Der Betreiber der Nabelschnurblutbank Vita 34 veröffentlichte am Freitag
vergangener Woche seine Ergebnisse zum abgeschlossenen Fiskaljahr: Demnach
haben die Leipziger in 2008 mit einer Steigerung von mehr als 5 % einen neuen
Rekord bei der Einlagerung von Nabelschnurblut erzielen können. Der Umsatz ging
mit 15 Mio. Euro marginal zurück, lag damit aber noch im Rahmen der
Unternehmensprognose. Das EBIT übertraf dagegen mit minus 2,3 Mio. Euro die
Prognosen leicht, während sich das Nettoergebnis von minus 1,2 Mio. Euro auf
minus 1,7 Mio. Euro verschlechterte. Für 2009 rechnet Vita 34 mit einem positiven
Jahresergebnis. Auf Wochenbasis verlieren Vita 34-Anteile in einem nervösen
Marktumfeld per Saldo knapp 3 % auf nunmehr 2,82 Euro.

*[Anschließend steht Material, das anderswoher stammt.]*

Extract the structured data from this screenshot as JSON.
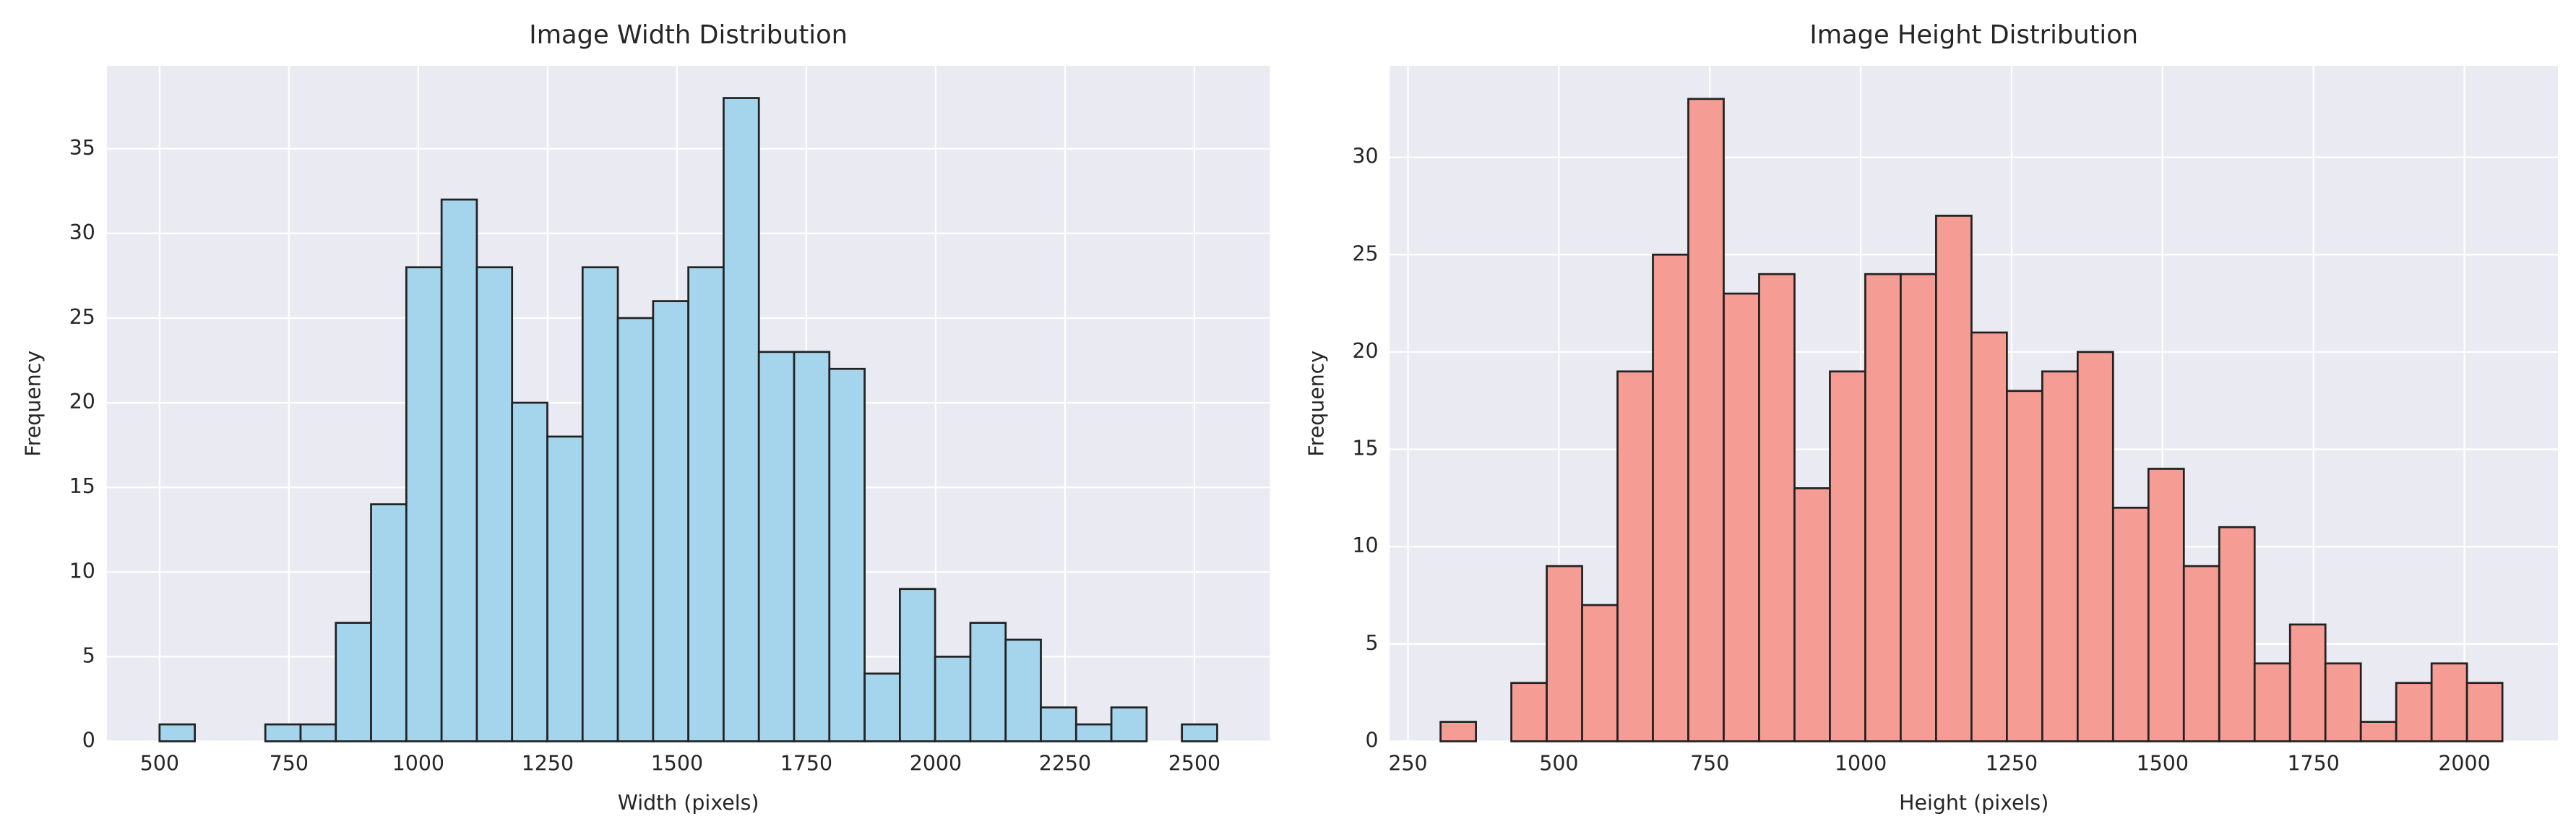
{
  "chart_data": [
    {
      "type": "histogram",
      "title": "Image Width Distribution",
      "xlabel": "Width (pixels)",
      "ylabel": "Frequency",
      "bins": [
        500,
        568.13,
        636.27,
        704.4,
        772.53,
        840.67,
        908.8,
        976.93,
        1045.07,
        1113.2,
        1181.33,
        1249.47,
        1317.6,
        1385.73,
        1453.87,
        1522,
        1590.13,
        1658.27,
        1726.4,
        1794.53,
        1862.67,
        1930.8,
        1998.93,
        2067.07,
        2135.2,
        2203.33,
        2271.47,
        2339.6,
        2407.73,
        2475.87,
        2544
      ],
      "values": [
        1,
        0,
        0,
        1,
        1,
        7,
        14,
        28,
        32,
        28,
        20,
        18,
        28,
        25,
        26,
        28,
        38,
        23,
        23,
        22,
        4,
        9,
        5,
        7,
        6,
        2,
        1,
        2,
        0,
        1
      ],
      "color": "#a5d5ec",
      "edgecolor": "#222222",
      "xlim": [
        398,
        2646
      ],
      "ylim": [
        0,
        39.9
      ],
      "xticks": [
        500,
        750,
        1000,
        1250,
        1500,
        1750,
        2000,
        2250,
        2500
      ],
      "yticks": [
        0,
        5,
        10,
        15,
        20,
        25,
        30,
        35
      ],
      "grid": true
    },
    {
      "type": "histogram",
      "title": "Image Height Distribution",
      "xlabel": "Height (pixels)",
      "ylabel": "Frequency",
      "bins": [
        304,
        362.63,
        421.27,
        479.9,
        538.53,
        597.17,
        655.8,
        714.43,
        773.07,
        831.7,
        890.33,
        948.97,
        1007.6,
        1066.23,
        1124.87,
        1183.5,
        1242.13,
        1300.77,
        1359.4,
        1418.03,
        1476.67,
        1535.3,
        1593.93,
        1652.57,
        1711.2,
        1769.83,
        1828.47,
        1887.1,
        1945.73,
        2004.37,
        2063
      ],
      "values": [
        1,
        0,
        3,
        9,
        7,
        19,
        25,
        33,
        23,
        24,
        13,
        19,
        24,
        24,
        27,
        21,
        18,
        19,
        20,
        12,
        14,
        9,
        11,
        4,
        6,
        4,
        1,
        3,
        4,
        3
      ],
      "color": "#f59d95",
      "edgecolor": "#222222",
      "xlim": [
        220,
        2155
      ],
      "ylim": [
        0,
        34.7
      ],
      "xticks": [
        250,
        500,
        750,
        1000,
        1250,
        1500,
        1750,
        2000
      ],
      "yticks": [
        0,
        5,
        10,
        15,
        20,
        25,
        30
      ],
      "grid": true
    }
  ]
}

Das Münchener biopharmazeutische Unternehmen Wilex präsentierte sein Zahlenwerk für 2008 bereits am Donnerstag
vor einer Woche. Unternehmensangaben zufolge erhöhten sich hierbei die
sonstigen Erträge der Gesellschaft um gut ein Viertel auf 3,2 Mio. Euro. Wie
auch in den vergangenen Jahren hat Wilex in 2008 keine Umsätze erzielt, weil
sich alle Produkte in der klinischen Entwicklung befinden. Die sonstigen
Aufwendungen konnten gegenüber dem Vorjahr um rund 7 % auf 24,6 Mio. Euro
reduziert werden. Ausschlaggebend für den Rückgang waren die im Vergleich zu
2007 geringeren Forschungs- und Entwicklungskosten in Höhe von 20,2 Mio. Euro.
Auf Wochensicht büßten die Wertpapiere der Gesellschaft fast 19 % auf 2,30 Euro
ein.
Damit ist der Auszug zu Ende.